At 3.25pm one and a half minutes after her sister arrived, twin 2 was pulled out with a splash. The amount of fluid around her when her sac was broken actually flooded the floor and ruined the drs shoes. This tiny little person let out a much louder squeal. She actually sounded like a kitten and really was as small as a kitten. She was whisked to the next resuscitation table.
Then what seemed like hours we waited and waited some more. Our girls were given surfactant which was to help their lungs. They were wrapped in plastic to keep them warm. They were ventilated as they were unable to breathe on their own. Charlize was given a blood transfusion as she was severely anaemic. They were given life saving interventions whilst we waited and watched.
Finally a nurse came over and told us they were fragile but looking good. They both breathed on their own at birth which was already a miracle. I asked what sex they were. Of course no one had checked because the main thing to do is keep them breathing when they are this little. She asked me to guess whilst she went to check.
I said girls and yes she came back with a huge smile, we had little girls. And so it was that Twin 1 became Charlize Ersilia Stephens and Twin 2 became Lucia Vera Stephens.
The girls were whisked next door into the NICU and the team finished sewing me up and moved me and Saxon together into a room in delivery.
We were so excited that we had two little girls. Identical girls. How fun it would be to dress them up the same and trick people with their identity because they were so alike. We were going to go home and be a family of six with Orlando being a wonderful big brother to three little sisters all under the age of 18 months …. wow!! I needed a cup of tea. Even though it was hospital tea it tasted amazing.

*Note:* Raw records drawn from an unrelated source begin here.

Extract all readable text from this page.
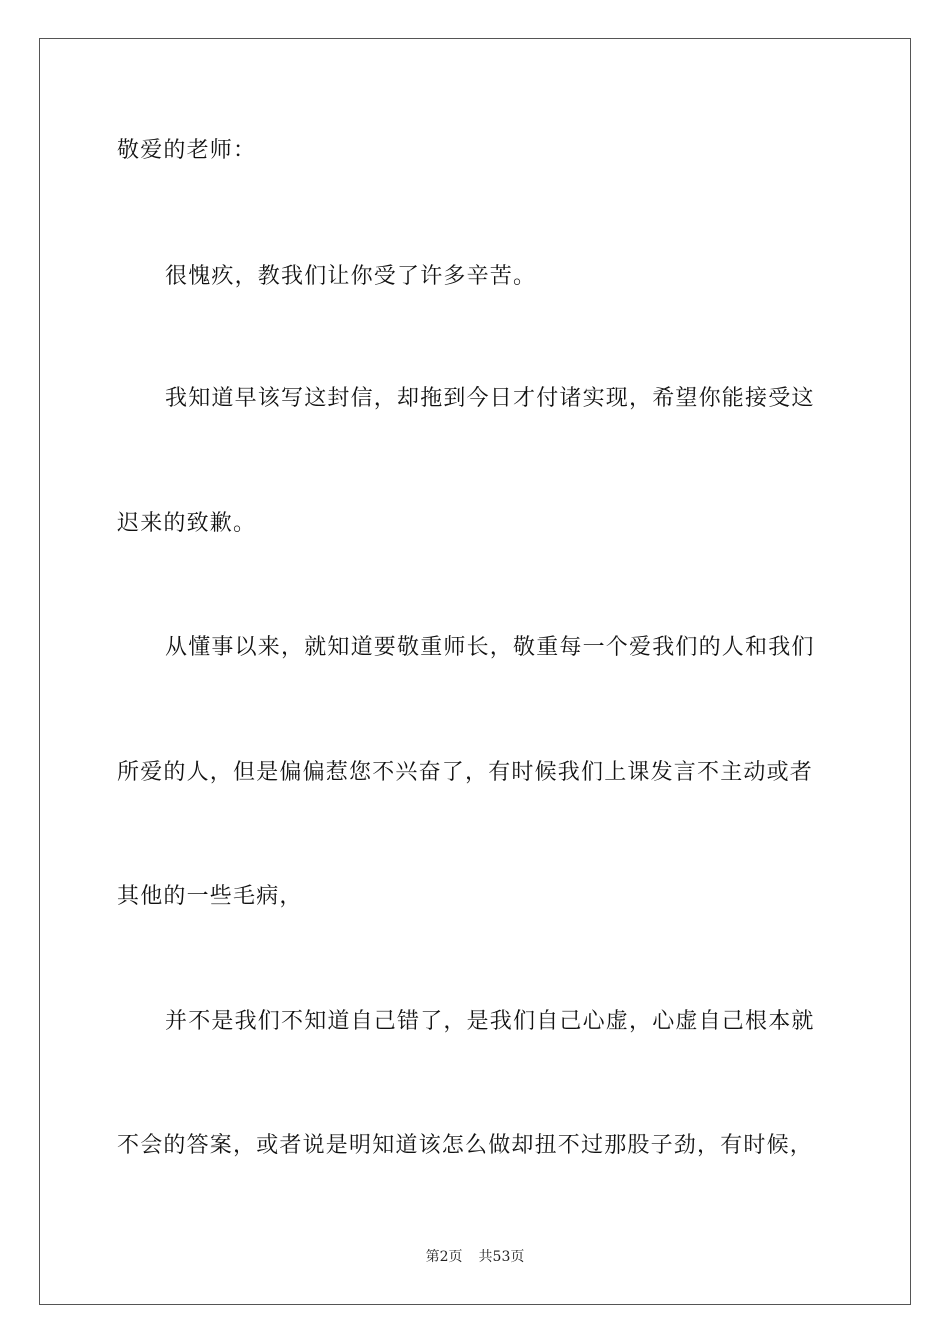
敬爱的老师：
很愧疚，教我们让你受了许多辛苦。
我知道早该写这封信，却拖到今日才付诸实现，希望你能接受这
迟来的致歉。
从懂事以来，就知道要敬重师长，敬重每一个爱我们的人和我们
所爱的人，但是偏偏惹您不兴奋了，有时候我们上课发言不主动或者
其他的一些毛病，
并不是我们不知道自己错了，是我们自己心虚，心虚自己根本就
不会的答案，或者说是明知道该怎么做却扭不过那股子劲，有时候，
第2页 共53页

Saxon and I had decided a few days earlier that we didn’t want to risk infection with the girls so we wouldn’t take any family or friends into the NICU until the girls were stronger. It would only be us with them.
I was wheeled in to see my lovely girls a few hours later when they stabilised them both. I was wheeled up next to Lucia’s humidicrib and Charlize was on the other side of her. Lucia was wearing the coolest sunnies as she was under the special lights due to her having severe jaundice. She was so red in colour due to the amount of blood transferred in-utero. At one stage they were considering draining some of her blood to reduce the stress on her heart but she managed to sort herself out on her own. I got to see Charlize briefly as they were still doing things to her. When she was born her head was bent in an awkward shape because of my tiny pelvis and so they found it difficult to put her ventilator tube in. It took a little while but she straightened her neck out on her own. She was very pale as she didn’t have the required amount of blood which was why she had a transfusion. But our girls were gorgeous. I was only with them a short time as I started feeling very unwell after the surgery.
My Mum and Dad and brother and sister arrived and were so very excited about our new arrivals. I felt bad that they couldn’t see them but we wanted to protect the girls until they were a bit stronger.
Hindsight’s a great thing isn’t it? If I had my time over again I’d let my family go in and meet our girls together side by side in the NICU and have photos with them, lots of photos….. and be smiling and happy that our girls were here with us. But we do what is right for us at the time.
We said goodbye to my family and Saxon also went home. I was taken to a private room in maternity and I went to sleep dreaming of my beautiful precious baby girls and how lucky I was to have had twins and have four beautiful children.